Another day another bunch of dollars. Health update...headache subsiding...it has leached into my shoulders and down both arms.
I am planning to call DR tomorrow. I have a feeling I know how the conversation will go.
'Have you been following your Fybromyalgia diet?' she asks with sincere concern.
"Of course," I lie.
" Are you lying" she asks, as I feel her eyes narrowing and voice heavily guilt driven, drilling through the telephone receiver directly into my brain.
"Of course," I tell the truth.
"Well, you realize the importance of sticking to the eating plan I gave you, other wise it's a given that you will suffer.....blah blah blah"....she continues sternly.
I hear her but my mind is wandering now. She is speaking, I am thinking banana split. I feel the pain shoot through my neck and north to my brain. I recap what I ate today. Never mind...not good. The banana (without the split) was the best thing. OK! OK! I caved! I am going to Fybro Hell (of which I am the reigning queen, remember) and I even said just yesterday, I think, that I was going to consciously take care of my health...honest.

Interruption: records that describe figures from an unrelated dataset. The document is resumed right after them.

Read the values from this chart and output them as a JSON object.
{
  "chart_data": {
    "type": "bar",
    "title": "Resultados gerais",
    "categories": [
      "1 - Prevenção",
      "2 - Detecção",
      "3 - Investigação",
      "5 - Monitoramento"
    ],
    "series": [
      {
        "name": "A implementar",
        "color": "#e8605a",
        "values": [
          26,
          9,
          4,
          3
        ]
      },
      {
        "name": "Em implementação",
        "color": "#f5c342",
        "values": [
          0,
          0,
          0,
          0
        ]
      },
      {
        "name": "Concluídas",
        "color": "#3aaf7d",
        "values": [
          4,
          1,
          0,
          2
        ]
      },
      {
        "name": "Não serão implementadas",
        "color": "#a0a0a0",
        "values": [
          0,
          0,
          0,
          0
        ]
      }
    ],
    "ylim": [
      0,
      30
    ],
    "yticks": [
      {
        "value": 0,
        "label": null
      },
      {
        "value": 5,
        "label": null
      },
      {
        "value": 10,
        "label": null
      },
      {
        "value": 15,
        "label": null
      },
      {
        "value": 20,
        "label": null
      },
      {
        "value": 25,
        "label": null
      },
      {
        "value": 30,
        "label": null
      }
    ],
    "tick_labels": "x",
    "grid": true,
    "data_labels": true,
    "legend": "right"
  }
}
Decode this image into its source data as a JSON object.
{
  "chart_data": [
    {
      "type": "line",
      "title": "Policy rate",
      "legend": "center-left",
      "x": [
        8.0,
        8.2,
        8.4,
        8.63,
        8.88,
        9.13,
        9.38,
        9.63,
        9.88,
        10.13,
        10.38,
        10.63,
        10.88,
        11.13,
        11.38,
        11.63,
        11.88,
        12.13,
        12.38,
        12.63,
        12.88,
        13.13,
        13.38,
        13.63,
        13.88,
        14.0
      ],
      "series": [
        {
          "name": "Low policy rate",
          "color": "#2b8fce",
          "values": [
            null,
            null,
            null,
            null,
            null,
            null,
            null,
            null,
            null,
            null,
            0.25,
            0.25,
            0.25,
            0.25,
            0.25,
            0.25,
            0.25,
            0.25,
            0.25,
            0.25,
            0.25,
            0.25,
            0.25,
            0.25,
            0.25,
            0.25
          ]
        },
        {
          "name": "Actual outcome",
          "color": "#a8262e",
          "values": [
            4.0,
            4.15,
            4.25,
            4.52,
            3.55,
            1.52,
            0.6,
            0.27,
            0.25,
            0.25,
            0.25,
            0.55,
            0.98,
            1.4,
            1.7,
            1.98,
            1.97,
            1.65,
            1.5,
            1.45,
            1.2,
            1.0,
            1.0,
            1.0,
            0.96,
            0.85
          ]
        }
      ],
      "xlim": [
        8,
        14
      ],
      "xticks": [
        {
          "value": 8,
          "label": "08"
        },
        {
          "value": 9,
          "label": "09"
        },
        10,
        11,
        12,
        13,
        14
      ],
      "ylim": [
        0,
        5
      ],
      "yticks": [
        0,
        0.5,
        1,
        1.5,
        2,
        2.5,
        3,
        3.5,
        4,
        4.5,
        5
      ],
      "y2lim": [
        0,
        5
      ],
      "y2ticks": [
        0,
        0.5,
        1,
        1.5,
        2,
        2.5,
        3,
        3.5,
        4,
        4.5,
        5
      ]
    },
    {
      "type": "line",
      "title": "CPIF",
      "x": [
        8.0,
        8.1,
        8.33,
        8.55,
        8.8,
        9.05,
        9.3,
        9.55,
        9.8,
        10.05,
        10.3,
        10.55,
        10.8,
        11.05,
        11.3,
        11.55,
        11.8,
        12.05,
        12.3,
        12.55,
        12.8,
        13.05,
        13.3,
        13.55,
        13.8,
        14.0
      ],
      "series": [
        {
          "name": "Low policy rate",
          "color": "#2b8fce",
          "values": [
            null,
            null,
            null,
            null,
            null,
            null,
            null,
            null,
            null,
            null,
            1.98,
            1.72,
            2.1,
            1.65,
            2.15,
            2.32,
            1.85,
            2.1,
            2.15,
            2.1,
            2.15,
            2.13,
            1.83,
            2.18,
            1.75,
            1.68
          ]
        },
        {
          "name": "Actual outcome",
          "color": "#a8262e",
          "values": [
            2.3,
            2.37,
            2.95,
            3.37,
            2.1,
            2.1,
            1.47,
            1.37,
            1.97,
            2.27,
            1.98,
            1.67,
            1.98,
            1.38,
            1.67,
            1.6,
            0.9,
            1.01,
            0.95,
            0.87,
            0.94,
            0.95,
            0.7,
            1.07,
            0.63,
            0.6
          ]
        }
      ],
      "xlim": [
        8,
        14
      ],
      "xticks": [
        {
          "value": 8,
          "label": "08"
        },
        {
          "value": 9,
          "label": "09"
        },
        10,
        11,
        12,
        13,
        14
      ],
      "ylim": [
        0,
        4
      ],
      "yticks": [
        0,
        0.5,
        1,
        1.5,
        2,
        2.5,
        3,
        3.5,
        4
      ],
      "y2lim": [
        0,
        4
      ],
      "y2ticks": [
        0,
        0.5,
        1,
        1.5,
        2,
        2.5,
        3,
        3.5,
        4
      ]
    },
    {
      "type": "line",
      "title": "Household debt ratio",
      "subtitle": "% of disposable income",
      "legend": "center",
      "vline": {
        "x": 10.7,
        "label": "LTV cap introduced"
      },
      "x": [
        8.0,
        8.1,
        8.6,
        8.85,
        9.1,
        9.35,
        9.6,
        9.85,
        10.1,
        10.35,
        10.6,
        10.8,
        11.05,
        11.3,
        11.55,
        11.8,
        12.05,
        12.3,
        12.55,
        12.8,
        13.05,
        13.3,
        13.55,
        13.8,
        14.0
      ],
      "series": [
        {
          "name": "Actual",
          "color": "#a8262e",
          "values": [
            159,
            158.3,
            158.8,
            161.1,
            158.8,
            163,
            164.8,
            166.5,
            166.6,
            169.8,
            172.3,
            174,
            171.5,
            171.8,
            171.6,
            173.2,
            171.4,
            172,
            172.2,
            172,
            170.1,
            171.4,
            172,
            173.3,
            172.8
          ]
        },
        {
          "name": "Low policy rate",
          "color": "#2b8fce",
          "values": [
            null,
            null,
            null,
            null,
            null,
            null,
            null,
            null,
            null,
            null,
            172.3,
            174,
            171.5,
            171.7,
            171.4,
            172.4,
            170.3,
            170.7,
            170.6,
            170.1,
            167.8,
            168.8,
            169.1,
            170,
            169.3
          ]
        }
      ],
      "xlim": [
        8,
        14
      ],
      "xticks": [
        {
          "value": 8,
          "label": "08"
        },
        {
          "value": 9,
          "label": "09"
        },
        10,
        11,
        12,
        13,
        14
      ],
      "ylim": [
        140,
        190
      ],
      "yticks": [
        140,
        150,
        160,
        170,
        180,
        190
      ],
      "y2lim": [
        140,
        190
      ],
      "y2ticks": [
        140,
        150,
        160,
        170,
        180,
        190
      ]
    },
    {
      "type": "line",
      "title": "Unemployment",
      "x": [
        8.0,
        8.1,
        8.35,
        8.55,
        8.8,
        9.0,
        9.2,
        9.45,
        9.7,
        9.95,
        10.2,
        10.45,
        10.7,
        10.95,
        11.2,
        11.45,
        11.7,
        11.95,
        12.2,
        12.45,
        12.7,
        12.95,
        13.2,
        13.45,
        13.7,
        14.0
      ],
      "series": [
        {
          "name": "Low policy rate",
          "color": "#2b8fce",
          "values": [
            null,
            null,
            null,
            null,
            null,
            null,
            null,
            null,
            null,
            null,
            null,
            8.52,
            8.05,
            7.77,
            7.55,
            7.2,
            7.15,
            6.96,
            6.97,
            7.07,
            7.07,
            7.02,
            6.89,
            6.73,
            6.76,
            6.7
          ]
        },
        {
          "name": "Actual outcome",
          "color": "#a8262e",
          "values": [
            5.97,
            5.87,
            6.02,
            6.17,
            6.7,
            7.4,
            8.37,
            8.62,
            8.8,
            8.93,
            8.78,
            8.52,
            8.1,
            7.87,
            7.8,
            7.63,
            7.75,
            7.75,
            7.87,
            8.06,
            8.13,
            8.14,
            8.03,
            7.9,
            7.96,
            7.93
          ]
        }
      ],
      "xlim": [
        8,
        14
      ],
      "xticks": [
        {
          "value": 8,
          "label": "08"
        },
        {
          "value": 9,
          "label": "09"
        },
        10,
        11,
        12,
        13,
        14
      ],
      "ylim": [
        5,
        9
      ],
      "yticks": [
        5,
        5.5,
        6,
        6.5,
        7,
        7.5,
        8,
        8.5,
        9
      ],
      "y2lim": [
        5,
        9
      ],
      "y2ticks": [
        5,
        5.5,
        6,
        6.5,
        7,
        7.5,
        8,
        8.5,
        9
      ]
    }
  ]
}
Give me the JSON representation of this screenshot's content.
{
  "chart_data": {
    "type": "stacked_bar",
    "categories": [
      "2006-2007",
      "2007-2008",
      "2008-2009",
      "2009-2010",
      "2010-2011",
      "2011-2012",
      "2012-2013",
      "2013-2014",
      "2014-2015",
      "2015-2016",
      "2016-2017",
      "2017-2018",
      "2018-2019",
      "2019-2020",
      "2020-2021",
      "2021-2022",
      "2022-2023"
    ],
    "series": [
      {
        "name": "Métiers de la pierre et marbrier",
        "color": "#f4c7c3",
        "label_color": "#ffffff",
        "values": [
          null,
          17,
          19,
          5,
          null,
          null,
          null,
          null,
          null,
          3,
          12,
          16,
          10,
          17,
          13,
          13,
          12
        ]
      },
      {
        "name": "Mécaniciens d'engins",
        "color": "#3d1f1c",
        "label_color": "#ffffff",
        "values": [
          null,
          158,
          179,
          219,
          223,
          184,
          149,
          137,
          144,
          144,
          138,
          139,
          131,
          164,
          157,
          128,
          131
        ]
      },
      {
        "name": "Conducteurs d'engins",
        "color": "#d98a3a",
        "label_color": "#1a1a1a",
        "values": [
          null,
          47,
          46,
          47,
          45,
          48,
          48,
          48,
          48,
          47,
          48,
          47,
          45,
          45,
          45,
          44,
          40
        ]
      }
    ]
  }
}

I will start tomorrow. I mean it this time. Honest. Seriously. For real.
Speaking about bear hunting...I need to change the channel. Perhaps...Hoarding - It'll Kill Ya, sounds good. Makes me feel a little better about myself! Or Kirstie Alley's Fat Life - That will really pep me up!!
Well...I'll settle for Cheers. As a matter of fact. I think I'll watch it! Have a nice evening!